Do You Have the Willpower to Taste Something Sour?
IntroductionHave you ever wondered if people of all ages love sour foods, or if age correlates with this preference? There are a lot of different kinds of sour candies and drinks you may have seen advertised before, some having only a mild sour flavor and others that are truly mouth-puckering! In this activity you will investigate if there is a difference between the sour preferences of kids and adults. If you developed a super-sour food, to whom would you try to sell it?
This activity is not appropriate for use as a science fair project. Good science fair projects have a stronger focus on controlling variables, taking accurate measurements, and analyzing data. To find a science fair project that is just right for you, browse our library of over 1,200 Science Fair Project Ideas or use the Topic Selection Wizard to get a personalized project recommendation.
BackgroundDo you know anyone who likes to eat lemons? Or loves really sour candies? Maybe you are one of those people? People have different definitions of what they find palatable, or tasty to eat. There are many different factors that go into deciding whether or not something is palatable. One of the biggest parts of that decision is how something tastes. Humans can sense five tastes: sour, salty, bitter, sweet and umami (oo-MAH-mee), which is the non-salty part of how soy sauce tastes.
Taste is detected by the taste buds that line the tongue and other parts of the mouth. Although there is some variation from person to person, the human tongue has an average of about 10,000 taste buds. Inside each taste bud are several receptor cells. These cells can sense the five different tastes and send that information to the brain.

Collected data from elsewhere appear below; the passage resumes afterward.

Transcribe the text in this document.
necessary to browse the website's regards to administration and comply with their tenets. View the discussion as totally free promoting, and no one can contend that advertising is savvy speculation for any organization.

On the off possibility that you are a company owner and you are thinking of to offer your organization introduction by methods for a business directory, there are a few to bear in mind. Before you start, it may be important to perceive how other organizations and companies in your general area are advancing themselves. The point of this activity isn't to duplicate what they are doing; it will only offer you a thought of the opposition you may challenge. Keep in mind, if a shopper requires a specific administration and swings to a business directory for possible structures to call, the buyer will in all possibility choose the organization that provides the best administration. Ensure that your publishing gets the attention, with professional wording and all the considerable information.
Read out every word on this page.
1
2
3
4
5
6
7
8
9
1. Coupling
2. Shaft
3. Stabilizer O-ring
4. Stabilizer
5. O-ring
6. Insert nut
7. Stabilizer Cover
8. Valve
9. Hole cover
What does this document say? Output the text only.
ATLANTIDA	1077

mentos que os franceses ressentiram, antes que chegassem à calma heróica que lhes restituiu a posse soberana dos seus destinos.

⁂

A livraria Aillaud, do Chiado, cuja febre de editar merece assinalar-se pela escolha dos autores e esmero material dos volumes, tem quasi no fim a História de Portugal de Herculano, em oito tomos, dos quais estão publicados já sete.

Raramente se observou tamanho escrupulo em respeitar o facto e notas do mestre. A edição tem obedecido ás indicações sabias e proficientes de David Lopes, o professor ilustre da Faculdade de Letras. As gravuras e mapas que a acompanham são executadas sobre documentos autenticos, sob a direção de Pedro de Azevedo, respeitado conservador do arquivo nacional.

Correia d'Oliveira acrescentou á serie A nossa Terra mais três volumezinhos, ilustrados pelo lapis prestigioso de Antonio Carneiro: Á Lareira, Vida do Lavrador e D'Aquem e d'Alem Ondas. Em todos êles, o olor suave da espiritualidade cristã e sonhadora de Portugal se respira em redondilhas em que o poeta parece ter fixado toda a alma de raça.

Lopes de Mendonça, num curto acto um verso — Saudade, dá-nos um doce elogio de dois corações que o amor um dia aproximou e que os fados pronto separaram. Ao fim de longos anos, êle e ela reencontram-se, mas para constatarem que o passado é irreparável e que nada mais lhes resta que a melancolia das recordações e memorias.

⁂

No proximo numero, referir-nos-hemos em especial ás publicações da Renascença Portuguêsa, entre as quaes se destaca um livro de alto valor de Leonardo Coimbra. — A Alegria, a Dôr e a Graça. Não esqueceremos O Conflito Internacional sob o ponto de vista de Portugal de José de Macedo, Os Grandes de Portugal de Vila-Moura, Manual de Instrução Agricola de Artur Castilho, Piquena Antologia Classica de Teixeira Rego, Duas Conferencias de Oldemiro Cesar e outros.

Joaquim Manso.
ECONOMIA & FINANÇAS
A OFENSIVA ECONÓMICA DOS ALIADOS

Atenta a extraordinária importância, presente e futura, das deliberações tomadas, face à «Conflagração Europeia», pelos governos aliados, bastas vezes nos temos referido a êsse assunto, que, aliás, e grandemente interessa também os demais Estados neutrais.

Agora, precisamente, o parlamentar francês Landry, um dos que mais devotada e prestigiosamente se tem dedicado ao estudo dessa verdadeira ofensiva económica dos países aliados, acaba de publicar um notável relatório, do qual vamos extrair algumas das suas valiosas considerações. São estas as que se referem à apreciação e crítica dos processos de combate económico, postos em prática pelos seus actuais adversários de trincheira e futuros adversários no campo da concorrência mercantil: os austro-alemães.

In addition to taste, people think about several other factors when deciding if something is acceptable to eat. These include other components of flavor, such as how spicy a food is or how it smells, the texture and temperature of a food, and whether the food is something they like eating for cultural or personal reasons.
Extra: Try this activity again but use more volunteers, such as 15 adults and 15 kids. When using more volunteers, do you see a stronger taste preference trend?
Extra: In this activity you investigated preferences for the taste sour. But what kinds of preferences do people have for the other tastes (sweet, salty, bitter and umami)? Think of a way to test these other tastes and then try it out. Do kids and adults have different preferences for other tastes?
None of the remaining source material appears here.